History

United Kingdom
- Name: RFA Cherryleaf
- Builder: Sir James Laing & Sons, Sunderland
- Launched: 28 May 1953
- Commissioned: 15 May 1959
- Decommissioned: 4 February 1966
- Identification: IMO number: 5069697; Pennant number: A82;
- Fate: Returned to owners, 1966; Scrapped 1975;

General characteristics
- Class & type: Leaf-class tanker
- Tonnage: 12,402 GRT; 7,338 NRT; 18,560 DWT;
- Length: 544 ft (166 m)
- Beam: 72 ft 9 in (22.17 m)
- Draught: 30 ft 8 in (9.35 m)
- Propulsion: 6-cylinder Doxford diesel, 6,600 bhp (4,900 kW)
- Speed: 13.25 knots (15.25 mph; 24.54 km/h)

= RFA Cherryleaf (1959) =

1959 Leaf-class support tanker of the Royal Fleet Auxiliary

RFA Cherryleaf (A82) was a Leaf-class fleet support tanker of the Royal Fleet Auxiliary.

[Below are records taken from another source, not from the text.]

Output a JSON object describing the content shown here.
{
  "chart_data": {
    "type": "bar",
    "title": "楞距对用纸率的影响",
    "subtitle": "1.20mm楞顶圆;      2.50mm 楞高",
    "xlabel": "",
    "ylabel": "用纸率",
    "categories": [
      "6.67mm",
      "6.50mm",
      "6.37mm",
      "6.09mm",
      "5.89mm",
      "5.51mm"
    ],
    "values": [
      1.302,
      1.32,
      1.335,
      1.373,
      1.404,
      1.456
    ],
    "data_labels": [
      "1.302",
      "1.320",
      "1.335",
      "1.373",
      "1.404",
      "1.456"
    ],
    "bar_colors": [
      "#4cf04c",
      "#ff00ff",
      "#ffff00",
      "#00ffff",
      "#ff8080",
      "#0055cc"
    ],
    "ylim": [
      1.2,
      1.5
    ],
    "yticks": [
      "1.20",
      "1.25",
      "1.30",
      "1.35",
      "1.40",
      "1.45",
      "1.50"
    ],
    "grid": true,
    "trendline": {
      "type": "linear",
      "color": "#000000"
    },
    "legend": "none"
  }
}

Launched in 1953 as Laurelwood, the ship was acquired by the RFA, and renamed Cherryleaf in 1959.

In 1966 the ship was returned to her previous owners and renamed Agios Constantinos. She was renamed Aeas in 1967, and as Irene's Fortune in 1972. She was scrapped on 13 December 1975.